One other interesting point is that the kind bootstrap cluster is stood up once again. I assume this is so we can switch to that cluster in order to be able to full delete the management cluster, rather than try to delete the object that we are currently communicating to.

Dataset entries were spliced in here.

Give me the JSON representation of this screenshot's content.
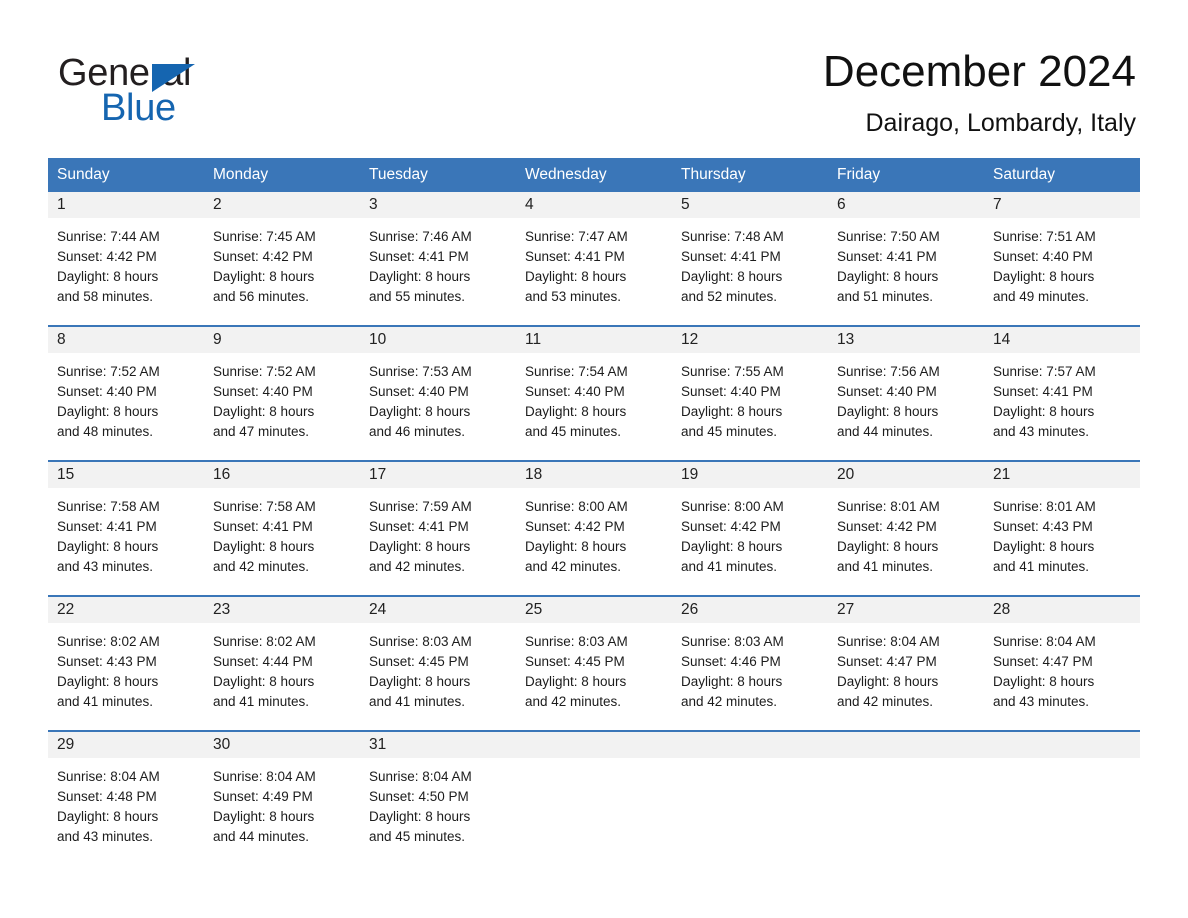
{
  "brand": {
    "name_part1": "General",
    "name_part2": "Blue",
    "logo_icon": "blue-triangle",
    "color_primary": "#1565b0"
  },
  "header": {
    "title": "December 2024",
    "subtitle": "Dairago, Lombardy, Italy"
  },
  "theme": {
    "header_blue": "#3a76b8",
    "daynum_band_gray": "#f2f2f2",
    "text": "#1c1c1c"
  },
  "calendar": {
    "weekday_headers": [
      "Sunday",
      "Monday",
      "Tuesday",
      "Wednesday",
      "Thursday",
      "Friday",
      "Saturday"
    ],
    "weeks": [
      [
        {
          "day": "1",
          "sunrise": "Sunrise: 7:44 AM",
          "sunset": "Sunset: 4:42 PM",
          "daylight_line1": "Daylight: 8 hours",
          "daylight_line2": "and 58 minutes."
        },
        {
          "day": "2",
          "sunrise": "Sunrise: 7:45 AM",
          "sunset": "Sunset: 4:42 PM",
          "daylight_line1": "Daylight: 8 hours",
          "daylight_line2": "and 56 minutes."
        },
        {
          "day": "3",
          "sunrise": "Sunrise: 7:46 AM",
          "sunset": "Sunset: 4:41 PM",
          "daylight_line1": "Daylight: 8 hours",
          "daylight_line2": "and 55 minutes."
        },
        {
          "day": "4",
          "sunrise": "Sunrise: 7:47 AM",
          "sunset": "Sunset: 4:41 PM",
          "daylight_line1": "Daylight: 8 hours",
          "daylight_line2": "and 53 minutes."
        },
        {
          "day": "5",
          "sunrise": "Sunrise: 7:48 AM",
          "sunset": "Sunset: 4:41 PM",
          "daylight_line1": "Daylight: 8 hours",
          "daylight_line2": "and 52 minutes."
        },
        {
          "day": "6",
          "sunrise": "Sunrise: 7:50 AM",
          "sunset": "Sunset: 4:41 PM",
          "daylight_line1": "Daylight: 8 hours",
          "daylight_line2": "and 51 minutes."
        },
        {
          "day": "7",
          "sunrise": "Sunrise: 7:51 AM",
          "sunset": "Sunset: 4:40 PM",
          "daylight_line1": "Daylight: 8 hours",
          "daylight_line2": "and 49 minutes."
        }
      ],
      [
        {
          "day": "8",
          "sunrise": "Sunrise: 7:52 AM",
          "sunset": "Sunset: 4:40 PM",
          "daylight_line1": "Daylight: 8 hours",
          "daylight_line2": "and 48 minutes."
        },
        {
          "day": "9",
          "sunrise": "Sunrise: 7:52 AM",
          "sunset": "Sunset: 4:40 PM",
          "daylight_line1": "Daylight: 8 hours",
          "daylight_line2": "and 47 minutes."
        },
        {
          "day": "10",
          "sunrise": "Sunrise: 7:53 AM",
          "sunset": "Sunset: 4:40 PM",
          "daylight_line1": "Daylight: 8 hours",
          "daylight_line2": "and 46 minutes."
        },
        {
          "day": "11",
          "sunrise": "Sunrise: 7:54 AM",
          "sunset": "Sunset: 4:40 PM",
          "daylight_line1": "Daylight: 8 hours",
          "daylight_line2": "and 45 minutes."
        },
        {
          "day": "12",
          "sunrise": "Sunrise: 7:55 AM",
          "sunset": "Sunset: 4:40 PM",
          "daylight_line1": "Daylight: 8 hours",
          "daylight_line2": "and 45 minutes."
        },
        {
          "day": "13",
          "sunrise": "Sunrise: 7:56 AM",
          "sunset": "Sunset: 4:40 PM",
          "daylight_line1": "Daylight: 8 hours",
          "daylight_line2": "and 44 minutes."
        },
        {
          "day": "14",
          "sunrise": "Sunrise: 7:57 AM",
          "sunset": "Sunset: 4:41 PM",
          "daylight_line1": "Daylight: 8 hours",
          "daylight_line2": "and 43 minutes."
        }
      ],
      [
        {
          "day": "15",
          "sunrise": "Sunrise: 7:58 AM",
          "sunset": "Sunset: 4:41 PM",
          "daylight_line1": "Daylight: 8 hours",
          "daylight_line2": "and 43 minutes."
        },
        {
          "day": "16",
          "sunrise": "Sunrise: 7:58 AM",
          "sunset": "Sunset: 4:41 PM",
          "daylight_line1": "Daylight: 8 hours",
          "daylight_line2": "and 42 minutes."
        },
        {
          "day": "17",
          "sunrise": "Sunrise: 7:59 AM",
          "sunset": "Sunset: 4:41 PM",
          "daylight_line1": "Daylight: 8 hours",
          "daylight_line2": "and 42 minutes."
        },
        {
          "day": "18",
          "sunrise": "Sunrise: 8:00 AM",
          "sunset": "Sunset: 4:42 PM",
          "daylight_line1": "Daylight: 8 hours",
          "daylight_line2": "and 42 minutes."
        },
        {
          "day": "19",
          "sunrise": "Sunrise: 8:00 AM",
          "sunset": "Sunset: 4:42 PM",
          "daylight_line1": "Daylight: 8 hours",
          "daylight_line2": "and 41 minutes."
        },
        {
          "day": "20",
          "sunrise": "Sunrise: 8:01 AM",
          "sunset": "Sunset: 4:42 PM",
          "daylight_line1": "Daylight: 8 hours",
          "daylight_line2": "and 41 minutes."
        },
        {
          "day": "21",
          "sunrise": "Sunrise: 8:01 AM",
          "sunset": "Sunset: 4:43 PM",
          "daylight_line1": "Daylight: 8 hours",
          "daylight_line2": "and 41 minutes."
        }
      ],
      [
        {
          "day": "22",
          "sunrise": "Sunrise: 8:02 AM",
          "sunset": "Sunset: 4:43 PM",
          "daylight_line1": "Daylight: 8 hours",
          "daylight_line2": "and 41 minutes."
        },
        {
          "day": "23",
          "sunrise": "Sunrise: 8:02 AM",
          "sunset": "Sunset: 4:44 PM",
          "daylight_line1": "Daylight: 8 hours",
          "daylight_line2": "and 41 minutes."
        },
        {
          "day": "24",
          "sunrise": "Sunrise: 8:03 AM",
          "sunset": "Sunset: 4:45 PM",
          "daylight_line1": "Daylight: 8 hours",
          "daylight_line2": "and 41 minutes."
        },
        {
          "day": "25",
          "sunrise": "Sunrise: 8:03 AM",
          "sunset": "Sunset: 4:45 PM",
          "daylight_line1": "Daylight: 8 hours",
          "daylight_line2": "and 42 minutes."
        },
        {
          "day": "26",
          "sunrise": "Sunrise: 8:03 AM",
          "sunset": "Sunset: 4:46 PM",
          "daylight_line1": "Daylight: 8 hours",
          "daylight_line2": "and 42 minutes."
        },
        {
          "day": "27",
          "sunrise": "Sunrise: 8:04 AM",
          "sunset": "Sunset: 4:47 PM",
          "daylight_line1": "Daylight: 8 hours",
          "daylight_line2": "and 42 minutes."
        },
        {
          "day": "28",
          "sunrise": "Sunrise: 8:04 AM",
          "sunset": "Sunset: 4:47 PM",
          "daylight_line1": "Daylight: 8 hours",
          "daylight_line2": "and 43 minutes."
        }
      ],
      [
        {
          "day": "29",
          "sunrise": "Sunrise: 8:04 AM",
          "sunset": "Sunset: 4:48 PM",
          "daylight_line1": "Daylight: 8 hours",
          "daylight_line2": "and 43 minutes."
        },
        {
          "day": "30",
          "sunrise": "Sunrise: 8:04 AM",
          "sunset": "Sunset: 4:49 PM",
          "daylight_line1": "Daylight: 8 hours",
          "daylight_line2": "and 44 minutes."
        },
        {
          "day": "31",
          "sunrise": "Sunrise: 8:04 AM",
          "sunset": "Sunset: 4:50 PM",
          "daylight_line1": "Daylight: 8 hours",
          "daylight_line2": "and 45 minutes."
        },
        {
          "day": "",
          "sunrise": "",
          "sunset": "",
          "daylight_line1": "",
          "daylight_line2": ""
        },
        {
          "day": "",
          "sunrise": "",
          "sunset": "",
          "daylight_line1": "",
          "daylight_line2": ""
        },
        {
          "day": "",
          "sunrise": "",
          "sunset": "",
          "daylight_line1": "",
          "daylight_line2": ""
        },
        {
          "day": "",
          "sunrise": "",
          "sunset": "",
          "daylight_line1": "",
          "daylight_line2": ""
        }
      ]
    ]
  }
}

$ tkg get cluster NAME NAMESPACE STATUS CONTROLPLANE WORKERS KUBERNETES cormac-workload default running 1/1 1/1 v1.18.3+vmware.1 $ tkg delete cluster cormac-workload Deleting workload cluster 'cormac-workload'. Are you sure?: y█ workload cluster cormac-workload is being deleted $ tkg get cluster NAME NAMESPACE STATUS CONTROLPLANE WORKERS KUBERNETES $ kubectl config get-contexts CURRENT NAME CLUSTER AUTHINFO NAMESPACE tkgmgmt-admin@tkgmgmt tkgmgmt tkgmgmt-admin $ kubectl config use-context tkgmgmt-admin@tkgmgmt Switched to context "tkgmgmt-admin@tkgmgmt". $ kubectl get cluster -A NAMESPACE NAME PHASE tkg-system tkgmgmt Provisioned $ tkg get management-cluster MANAGEMENT-CLUSTER-NAME CONTEXT-NAME tkgmgmt * tkgmgmt-admin@tkgmgmt $ tkg delete management-cluster tkgmgmt Logs of the command execution can also be found at: /tmp/tkg-20200702T122047044190616.log Deleting management cluster 'tkgmgmt'. Are you sure?: y█ Verifying management cluster... Setting up cleanup cluster... Installing providers to cleanup cluster... Fetching providers Installing cert-manager Waiting for cert-manager to be available... Installing Provider="cluster-api" Version="v0.3.6" TargetNamespace="capi-system" Installing Provider="bootstrap-kubeadm" Version="v0.3.6" TargetNamespace="capi-kubeadm-bootstrap-system" Installing Provider="control-plane-kubeadm" Version="v0.3.6" TargetNamespace="capi-kubeadm-control-plane-system" Installing Provider="infrastructure-vsphere" Version="v0.6.5" TargetNamespace="capv-system" Moving Cluster API objects from management cluster to cleanup cluster... Performing move... Discovering Cluster API objects Moving Cluster API objects Clusters=1 Creating objects in the target cluster Deleting objects from the source cluster Waiting for the Cluster API objects to get ready after move... Deleting regional management cluster... Management cluster 'tkgmgmt' deleted. Deleting the management cluster context from the kubeconfig file '/home/cormac/.kube/config' warning: this removed your active context, use "kubectl config use-context" to select a different one Management cluster deleted! $
And at this point, all traces of the TKG clusters are removed.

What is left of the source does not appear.